The Working Equitation discipline is intended to promote competition between traditional styles of working riding used in various countries, and also to act as a showcase for traditional riding costumes and equipment.

Competition events may be individual or for teams, and are in three or four parts:

  • Dressage, in which the horses perform obligatory movements to music for around 7 minutes
  • Ease of Handling, a gymkhana-type event in which horses must overcome obstacles similar to those likely to appear in the field, such as bridges and gates
  • Speed, where similar obstacles must be overcome, but against time
  • Cow (only for team competitions), in which the four team members separate a specific numbered cow from a group.[1]

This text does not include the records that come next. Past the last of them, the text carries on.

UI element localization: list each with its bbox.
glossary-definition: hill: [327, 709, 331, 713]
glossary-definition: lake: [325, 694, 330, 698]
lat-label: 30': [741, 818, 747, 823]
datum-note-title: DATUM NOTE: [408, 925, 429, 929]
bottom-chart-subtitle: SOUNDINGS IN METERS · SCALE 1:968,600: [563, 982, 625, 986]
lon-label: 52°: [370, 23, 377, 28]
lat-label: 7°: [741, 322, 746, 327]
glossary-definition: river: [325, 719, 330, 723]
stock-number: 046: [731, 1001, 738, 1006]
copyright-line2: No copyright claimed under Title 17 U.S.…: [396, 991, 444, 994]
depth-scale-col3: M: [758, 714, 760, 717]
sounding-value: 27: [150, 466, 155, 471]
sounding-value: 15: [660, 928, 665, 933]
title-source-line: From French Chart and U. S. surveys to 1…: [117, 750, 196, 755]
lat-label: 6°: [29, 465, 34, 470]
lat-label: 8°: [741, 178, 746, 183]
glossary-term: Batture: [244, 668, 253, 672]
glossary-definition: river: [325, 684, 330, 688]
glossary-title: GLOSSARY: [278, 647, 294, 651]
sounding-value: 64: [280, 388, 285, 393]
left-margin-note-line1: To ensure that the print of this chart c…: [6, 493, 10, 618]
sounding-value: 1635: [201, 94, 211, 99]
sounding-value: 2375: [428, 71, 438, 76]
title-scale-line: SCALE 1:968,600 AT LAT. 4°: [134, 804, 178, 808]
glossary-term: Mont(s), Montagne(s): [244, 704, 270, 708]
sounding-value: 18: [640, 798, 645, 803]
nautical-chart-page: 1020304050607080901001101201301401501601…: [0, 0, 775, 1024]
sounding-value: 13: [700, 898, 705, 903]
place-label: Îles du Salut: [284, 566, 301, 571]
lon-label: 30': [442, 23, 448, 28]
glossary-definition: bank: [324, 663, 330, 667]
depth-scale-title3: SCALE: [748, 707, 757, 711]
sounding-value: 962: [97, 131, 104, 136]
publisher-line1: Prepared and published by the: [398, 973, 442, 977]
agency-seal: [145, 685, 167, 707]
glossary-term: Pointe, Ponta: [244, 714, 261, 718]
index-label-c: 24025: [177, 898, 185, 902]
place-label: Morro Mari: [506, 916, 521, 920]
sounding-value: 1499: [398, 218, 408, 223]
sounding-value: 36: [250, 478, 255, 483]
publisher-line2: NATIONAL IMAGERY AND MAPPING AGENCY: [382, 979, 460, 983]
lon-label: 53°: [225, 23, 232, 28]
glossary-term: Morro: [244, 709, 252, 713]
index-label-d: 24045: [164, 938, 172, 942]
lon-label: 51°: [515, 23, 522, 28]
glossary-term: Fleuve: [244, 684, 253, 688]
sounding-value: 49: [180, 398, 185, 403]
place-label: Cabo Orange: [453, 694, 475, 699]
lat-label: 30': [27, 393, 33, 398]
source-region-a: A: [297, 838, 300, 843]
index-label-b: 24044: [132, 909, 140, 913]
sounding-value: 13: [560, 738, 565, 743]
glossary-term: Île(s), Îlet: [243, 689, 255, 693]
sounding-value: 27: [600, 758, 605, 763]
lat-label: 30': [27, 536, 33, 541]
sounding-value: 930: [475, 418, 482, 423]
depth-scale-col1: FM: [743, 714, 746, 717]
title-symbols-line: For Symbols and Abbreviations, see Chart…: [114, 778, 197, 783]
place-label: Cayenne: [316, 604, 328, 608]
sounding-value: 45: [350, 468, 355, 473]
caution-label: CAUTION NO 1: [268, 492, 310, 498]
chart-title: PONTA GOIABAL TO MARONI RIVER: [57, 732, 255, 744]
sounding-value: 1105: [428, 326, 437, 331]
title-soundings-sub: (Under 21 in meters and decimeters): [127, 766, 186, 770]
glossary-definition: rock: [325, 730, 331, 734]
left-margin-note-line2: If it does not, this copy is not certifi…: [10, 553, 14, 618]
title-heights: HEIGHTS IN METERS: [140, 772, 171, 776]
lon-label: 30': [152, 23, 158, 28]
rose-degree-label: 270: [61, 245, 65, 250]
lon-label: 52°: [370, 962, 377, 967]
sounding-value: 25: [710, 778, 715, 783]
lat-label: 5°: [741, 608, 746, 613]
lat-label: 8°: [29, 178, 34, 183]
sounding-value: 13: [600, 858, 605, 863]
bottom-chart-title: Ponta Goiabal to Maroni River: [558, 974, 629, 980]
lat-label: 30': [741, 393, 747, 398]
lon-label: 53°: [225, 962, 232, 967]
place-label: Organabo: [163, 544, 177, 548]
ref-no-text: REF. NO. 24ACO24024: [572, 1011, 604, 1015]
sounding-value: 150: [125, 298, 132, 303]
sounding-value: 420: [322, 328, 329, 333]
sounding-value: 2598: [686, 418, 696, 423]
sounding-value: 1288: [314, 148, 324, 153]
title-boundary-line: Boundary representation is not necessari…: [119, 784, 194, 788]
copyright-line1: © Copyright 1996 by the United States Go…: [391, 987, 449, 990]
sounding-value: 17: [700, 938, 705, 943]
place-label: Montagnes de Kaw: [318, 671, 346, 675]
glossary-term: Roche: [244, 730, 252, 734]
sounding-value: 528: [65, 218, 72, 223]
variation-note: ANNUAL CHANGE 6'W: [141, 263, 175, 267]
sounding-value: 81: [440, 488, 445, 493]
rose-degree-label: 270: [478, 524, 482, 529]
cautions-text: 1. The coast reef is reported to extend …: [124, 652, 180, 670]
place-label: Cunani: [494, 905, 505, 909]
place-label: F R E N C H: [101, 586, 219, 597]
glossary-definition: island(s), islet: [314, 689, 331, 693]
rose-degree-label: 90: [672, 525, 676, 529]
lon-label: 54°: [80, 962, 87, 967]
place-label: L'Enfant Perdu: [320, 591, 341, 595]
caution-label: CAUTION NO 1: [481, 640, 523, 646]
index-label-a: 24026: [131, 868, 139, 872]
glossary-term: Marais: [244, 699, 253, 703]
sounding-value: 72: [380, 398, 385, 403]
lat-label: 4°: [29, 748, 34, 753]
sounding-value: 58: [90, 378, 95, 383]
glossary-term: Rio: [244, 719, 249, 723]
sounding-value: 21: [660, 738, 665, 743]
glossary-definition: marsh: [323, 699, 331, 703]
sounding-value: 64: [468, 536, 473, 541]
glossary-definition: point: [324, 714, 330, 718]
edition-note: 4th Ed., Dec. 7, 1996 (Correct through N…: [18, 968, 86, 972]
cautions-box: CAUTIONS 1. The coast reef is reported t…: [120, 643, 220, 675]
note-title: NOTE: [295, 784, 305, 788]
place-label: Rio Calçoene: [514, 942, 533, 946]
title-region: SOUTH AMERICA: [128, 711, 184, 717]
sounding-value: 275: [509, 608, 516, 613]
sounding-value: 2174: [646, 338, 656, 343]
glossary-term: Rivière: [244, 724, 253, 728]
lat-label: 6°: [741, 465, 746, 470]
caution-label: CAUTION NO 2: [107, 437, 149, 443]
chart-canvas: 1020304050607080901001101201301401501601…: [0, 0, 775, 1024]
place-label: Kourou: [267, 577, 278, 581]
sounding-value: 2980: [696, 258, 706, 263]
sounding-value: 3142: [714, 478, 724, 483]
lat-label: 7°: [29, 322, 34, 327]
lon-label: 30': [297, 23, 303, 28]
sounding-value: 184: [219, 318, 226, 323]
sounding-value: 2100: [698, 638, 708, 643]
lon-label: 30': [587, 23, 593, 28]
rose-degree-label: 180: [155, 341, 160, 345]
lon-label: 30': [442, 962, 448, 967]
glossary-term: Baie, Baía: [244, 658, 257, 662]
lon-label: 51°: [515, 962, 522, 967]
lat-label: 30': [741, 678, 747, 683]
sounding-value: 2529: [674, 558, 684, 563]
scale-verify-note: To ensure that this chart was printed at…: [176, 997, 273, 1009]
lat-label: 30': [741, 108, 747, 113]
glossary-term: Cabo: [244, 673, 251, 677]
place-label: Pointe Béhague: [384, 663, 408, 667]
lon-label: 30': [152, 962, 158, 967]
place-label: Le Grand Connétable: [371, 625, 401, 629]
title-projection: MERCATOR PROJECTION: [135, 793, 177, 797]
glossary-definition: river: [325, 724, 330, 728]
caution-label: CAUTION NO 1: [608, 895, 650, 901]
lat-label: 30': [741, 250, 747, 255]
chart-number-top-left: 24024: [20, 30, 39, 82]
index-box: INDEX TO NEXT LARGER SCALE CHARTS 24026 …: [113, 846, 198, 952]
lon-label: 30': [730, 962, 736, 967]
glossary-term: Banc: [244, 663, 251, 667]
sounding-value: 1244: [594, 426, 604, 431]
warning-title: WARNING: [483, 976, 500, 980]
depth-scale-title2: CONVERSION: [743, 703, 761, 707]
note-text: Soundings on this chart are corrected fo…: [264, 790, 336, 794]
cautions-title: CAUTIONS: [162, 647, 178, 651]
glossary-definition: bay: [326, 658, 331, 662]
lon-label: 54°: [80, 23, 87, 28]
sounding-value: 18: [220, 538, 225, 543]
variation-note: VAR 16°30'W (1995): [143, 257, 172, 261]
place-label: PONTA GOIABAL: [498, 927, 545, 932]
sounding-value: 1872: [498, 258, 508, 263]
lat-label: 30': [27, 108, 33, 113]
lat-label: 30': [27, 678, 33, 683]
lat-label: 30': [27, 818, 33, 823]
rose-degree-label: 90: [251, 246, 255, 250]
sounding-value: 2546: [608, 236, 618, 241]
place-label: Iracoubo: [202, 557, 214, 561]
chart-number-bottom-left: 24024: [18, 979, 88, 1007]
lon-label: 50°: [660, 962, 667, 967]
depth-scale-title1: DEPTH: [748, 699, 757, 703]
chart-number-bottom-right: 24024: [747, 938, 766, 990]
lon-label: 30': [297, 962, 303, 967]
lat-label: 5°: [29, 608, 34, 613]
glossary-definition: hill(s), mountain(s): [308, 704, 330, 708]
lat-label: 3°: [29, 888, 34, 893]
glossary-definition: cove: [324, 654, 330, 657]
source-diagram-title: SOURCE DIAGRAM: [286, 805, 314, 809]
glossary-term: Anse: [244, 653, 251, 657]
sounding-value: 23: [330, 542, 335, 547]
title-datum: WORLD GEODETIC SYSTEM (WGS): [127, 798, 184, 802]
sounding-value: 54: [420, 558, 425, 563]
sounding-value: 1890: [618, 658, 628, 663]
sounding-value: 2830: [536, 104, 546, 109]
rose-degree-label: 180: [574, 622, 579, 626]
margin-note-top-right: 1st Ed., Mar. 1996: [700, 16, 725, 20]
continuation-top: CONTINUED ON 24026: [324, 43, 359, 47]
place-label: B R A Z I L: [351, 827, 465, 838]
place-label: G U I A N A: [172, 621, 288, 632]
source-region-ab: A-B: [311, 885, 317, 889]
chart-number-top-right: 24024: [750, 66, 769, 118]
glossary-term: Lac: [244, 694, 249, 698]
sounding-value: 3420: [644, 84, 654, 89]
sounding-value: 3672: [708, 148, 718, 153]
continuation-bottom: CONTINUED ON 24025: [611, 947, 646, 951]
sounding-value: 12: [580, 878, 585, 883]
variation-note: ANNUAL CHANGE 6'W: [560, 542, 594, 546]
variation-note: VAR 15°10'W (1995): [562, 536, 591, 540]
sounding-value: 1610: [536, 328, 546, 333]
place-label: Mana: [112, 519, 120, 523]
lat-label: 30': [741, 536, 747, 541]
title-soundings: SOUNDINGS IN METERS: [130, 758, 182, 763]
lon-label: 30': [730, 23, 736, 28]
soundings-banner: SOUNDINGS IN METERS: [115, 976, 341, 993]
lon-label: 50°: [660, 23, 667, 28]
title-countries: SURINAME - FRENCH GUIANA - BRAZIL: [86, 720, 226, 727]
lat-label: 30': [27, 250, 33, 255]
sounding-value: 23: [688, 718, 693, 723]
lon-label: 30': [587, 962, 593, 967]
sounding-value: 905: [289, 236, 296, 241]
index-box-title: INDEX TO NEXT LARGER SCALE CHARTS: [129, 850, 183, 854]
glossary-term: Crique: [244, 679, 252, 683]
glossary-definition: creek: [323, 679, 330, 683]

The Team event at the 2010 European Working Equitation Championships was won by riders from Portugal.[2]

World Championships[edit]

The first Working Equitation World Championship was held from 11–13 October 2002 at Beja, Portugal, with teams from Brazil, France, Italy, Mexico, Portugal, Spain and the United Kingdom.[3] The team from Portugal won the team event, and the individual competition was won by Fabio Lombardo of Brazil on Brilho do Rimo with 100 points.[4]

In the second Working Equitation World Championship in Lisbon from 26 to 29 October 2006, there were teams from France, Italy, Mexico, Portugal, Spain and the United Kingdom. The Portuguese team won the team event for the second time in a row[5] and David Duarte Oliveira of Portugal won the individual event with his horse Mulato.[6]

The third World Championship was held five years later, from 26–30 October 2011, in Lyon, France. There were six national teams and 25 individual riders from 8 different countries.The team from Portugal again won the team event, and Pedro Torres of Portugal won the individual event on Oxidado.[7][8]

At the fourth World Championship, held at Ebreichsdorf in Austria from 5–8 June 2014, there were 28 individual entries from 10 different countries, but only four national teams. The Portuguese team again won the team event and the four members of the team took the first four places in the individual event, which was won by Bruno Pica da Conceição and Trinco.[9][10]